Mój jest taki (jeszcze raz): wypisuję opcję A, B, C, ... albo nawet K, a potem głosujemy - wygrywa jedna opcja.
Najlepiej jawnie, żeby wszystko było widoczne czarno na białym dla wszystkich i od razu.
W następnym etapie dopracowywywywujemy (zakałapućkałem się) opcję, która wygrywa.
Być może to fatalny pomysł, proszę zatem o wyprostowanie mnie.
4. To faktycznie nie jest istotne, kto jest autorem, ale wycofuję się ze swojej złośliwostki i obu Was przepraszam. W każdym razie, taka opcja jest.
To jest niepodważalne. I ona nie wymaga dalszej dyskusji.
5. Lawiny postów się tutaj nie spodziewaj.

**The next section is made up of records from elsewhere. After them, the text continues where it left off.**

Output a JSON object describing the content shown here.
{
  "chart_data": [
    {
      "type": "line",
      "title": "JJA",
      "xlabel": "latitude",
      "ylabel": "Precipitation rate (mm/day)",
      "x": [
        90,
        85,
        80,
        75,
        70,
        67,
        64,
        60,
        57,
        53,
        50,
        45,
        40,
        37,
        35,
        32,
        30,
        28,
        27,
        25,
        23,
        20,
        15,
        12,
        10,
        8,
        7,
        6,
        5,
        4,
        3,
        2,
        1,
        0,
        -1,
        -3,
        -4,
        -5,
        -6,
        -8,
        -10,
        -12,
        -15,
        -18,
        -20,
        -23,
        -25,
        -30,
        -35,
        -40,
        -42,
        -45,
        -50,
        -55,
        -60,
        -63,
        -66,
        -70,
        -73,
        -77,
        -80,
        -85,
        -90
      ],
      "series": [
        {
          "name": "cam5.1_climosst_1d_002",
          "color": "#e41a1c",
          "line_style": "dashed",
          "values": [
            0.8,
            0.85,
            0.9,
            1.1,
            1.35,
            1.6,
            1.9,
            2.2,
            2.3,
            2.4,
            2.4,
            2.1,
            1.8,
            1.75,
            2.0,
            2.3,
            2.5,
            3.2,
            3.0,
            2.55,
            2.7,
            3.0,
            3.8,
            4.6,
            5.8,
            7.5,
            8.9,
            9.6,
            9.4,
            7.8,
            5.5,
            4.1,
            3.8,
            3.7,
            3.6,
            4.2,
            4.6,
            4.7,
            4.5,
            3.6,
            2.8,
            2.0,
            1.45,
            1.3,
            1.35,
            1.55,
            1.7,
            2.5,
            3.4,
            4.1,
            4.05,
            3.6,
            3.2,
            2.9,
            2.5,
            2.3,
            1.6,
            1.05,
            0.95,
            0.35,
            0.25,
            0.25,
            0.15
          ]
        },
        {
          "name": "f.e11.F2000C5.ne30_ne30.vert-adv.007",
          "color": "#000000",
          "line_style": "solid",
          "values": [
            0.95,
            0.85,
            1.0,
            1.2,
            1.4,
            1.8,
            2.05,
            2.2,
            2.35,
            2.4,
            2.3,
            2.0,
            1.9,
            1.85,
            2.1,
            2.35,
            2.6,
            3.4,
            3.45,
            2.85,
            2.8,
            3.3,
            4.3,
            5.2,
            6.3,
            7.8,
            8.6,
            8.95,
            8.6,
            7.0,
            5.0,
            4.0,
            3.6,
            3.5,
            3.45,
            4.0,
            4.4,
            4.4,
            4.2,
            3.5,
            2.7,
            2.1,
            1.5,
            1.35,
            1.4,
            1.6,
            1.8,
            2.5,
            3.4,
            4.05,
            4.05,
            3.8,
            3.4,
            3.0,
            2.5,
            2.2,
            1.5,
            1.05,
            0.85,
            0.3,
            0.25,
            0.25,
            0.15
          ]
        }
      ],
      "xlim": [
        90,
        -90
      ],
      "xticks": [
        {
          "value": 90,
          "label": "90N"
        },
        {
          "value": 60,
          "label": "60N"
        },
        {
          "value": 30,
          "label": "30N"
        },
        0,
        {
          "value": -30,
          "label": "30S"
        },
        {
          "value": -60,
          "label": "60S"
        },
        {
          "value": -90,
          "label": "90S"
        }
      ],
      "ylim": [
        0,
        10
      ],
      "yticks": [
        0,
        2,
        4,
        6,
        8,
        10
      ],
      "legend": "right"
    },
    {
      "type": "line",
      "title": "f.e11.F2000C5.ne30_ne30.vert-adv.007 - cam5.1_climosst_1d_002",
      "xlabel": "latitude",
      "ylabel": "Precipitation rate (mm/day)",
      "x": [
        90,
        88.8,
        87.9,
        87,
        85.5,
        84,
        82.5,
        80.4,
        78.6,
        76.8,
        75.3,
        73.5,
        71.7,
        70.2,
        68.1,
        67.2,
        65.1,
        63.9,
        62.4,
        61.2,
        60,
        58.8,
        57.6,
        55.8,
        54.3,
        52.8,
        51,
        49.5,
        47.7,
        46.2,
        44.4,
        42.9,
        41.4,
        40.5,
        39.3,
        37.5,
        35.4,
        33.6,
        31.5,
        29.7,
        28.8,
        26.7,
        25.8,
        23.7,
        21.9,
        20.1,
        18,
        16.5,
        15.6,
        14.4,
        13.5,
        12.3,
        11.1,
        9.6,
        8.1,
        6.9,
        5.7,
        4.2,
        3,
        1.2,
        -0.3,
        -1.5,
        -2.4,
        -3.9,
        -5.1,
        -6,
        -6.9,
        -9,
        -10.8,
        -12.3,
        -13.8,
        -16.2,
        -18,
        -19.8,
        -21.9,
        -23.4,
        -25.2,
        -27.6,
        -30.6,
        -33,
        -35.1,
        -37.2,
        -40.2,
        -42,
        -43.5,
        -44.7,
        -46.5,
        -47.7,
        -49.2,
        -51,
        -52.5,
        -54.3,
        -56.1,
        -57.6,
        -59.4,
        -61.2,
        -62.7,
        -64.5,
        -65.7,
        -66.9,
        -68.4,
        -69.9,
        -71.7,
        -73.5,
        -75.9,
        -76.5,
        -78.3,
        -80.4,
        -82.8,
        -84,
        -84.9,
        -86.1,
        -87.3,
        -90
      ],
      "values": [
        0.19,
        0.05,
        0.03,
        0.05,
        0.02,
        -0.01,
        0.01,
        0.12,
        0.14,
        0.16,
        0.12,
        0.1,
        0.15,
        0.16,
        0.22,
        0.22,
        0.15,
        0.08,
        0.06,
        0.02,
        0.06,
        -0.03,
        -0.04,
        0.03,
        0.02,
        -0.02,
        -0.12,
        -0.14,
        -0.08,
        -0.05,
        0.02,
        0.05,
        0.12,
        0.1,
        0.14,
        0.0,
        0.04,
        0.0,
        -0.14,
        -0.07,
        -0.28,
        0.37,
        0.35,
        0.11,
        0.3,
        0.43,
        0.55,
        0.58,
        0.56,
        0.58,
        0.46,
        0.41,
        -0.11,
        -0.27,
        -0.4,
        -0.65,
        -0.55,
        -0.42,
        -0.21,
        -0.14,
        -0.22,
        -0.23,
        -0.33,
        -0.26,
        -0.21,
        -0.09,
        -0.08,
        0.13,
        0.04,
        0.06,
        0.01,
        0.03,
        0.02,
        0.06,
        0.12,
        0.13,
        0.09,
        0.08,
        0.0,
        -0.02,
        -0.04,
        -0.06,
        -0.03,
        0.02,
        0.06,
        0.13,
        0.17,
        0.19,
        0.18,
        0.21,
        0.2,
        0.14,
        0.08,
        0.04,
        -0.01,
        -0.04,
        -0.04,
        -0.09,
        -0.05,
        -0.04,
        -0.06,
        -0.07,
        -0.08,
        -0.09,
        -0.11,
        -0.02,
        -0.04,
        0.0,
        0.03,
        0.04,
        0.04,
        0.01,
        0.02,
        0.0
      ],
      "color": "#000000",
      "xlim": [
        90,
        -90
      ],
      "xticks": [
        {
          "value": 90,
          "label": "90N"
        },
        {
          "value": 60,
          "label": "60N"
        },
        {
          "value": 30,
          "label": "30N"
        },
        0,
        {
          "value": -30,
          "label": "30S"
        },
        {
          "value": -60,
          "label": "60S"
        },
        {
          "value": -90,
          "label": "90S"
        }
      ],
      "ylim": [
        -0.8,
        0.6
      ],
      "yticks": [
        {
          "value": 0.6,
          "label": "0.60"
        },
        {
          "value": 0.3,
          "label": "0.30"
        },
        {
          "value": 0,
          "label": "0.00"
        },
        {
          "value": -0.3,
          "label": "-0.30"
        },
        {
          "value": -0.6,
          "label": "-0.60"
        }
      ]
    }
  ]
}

Kto miał się wypowiedzieć, to chyba już to zrobił, ja myślałem, że być może ktoś coś doda.
Natomiast dyskusja typu
kajman i
konwicki1980 vs.
adameria mija się z celem i nigdzie nie prowadzi, bo my już się okopaliśmy we własnych stanowiskach.
6. Ja tego postu już nie widziałem.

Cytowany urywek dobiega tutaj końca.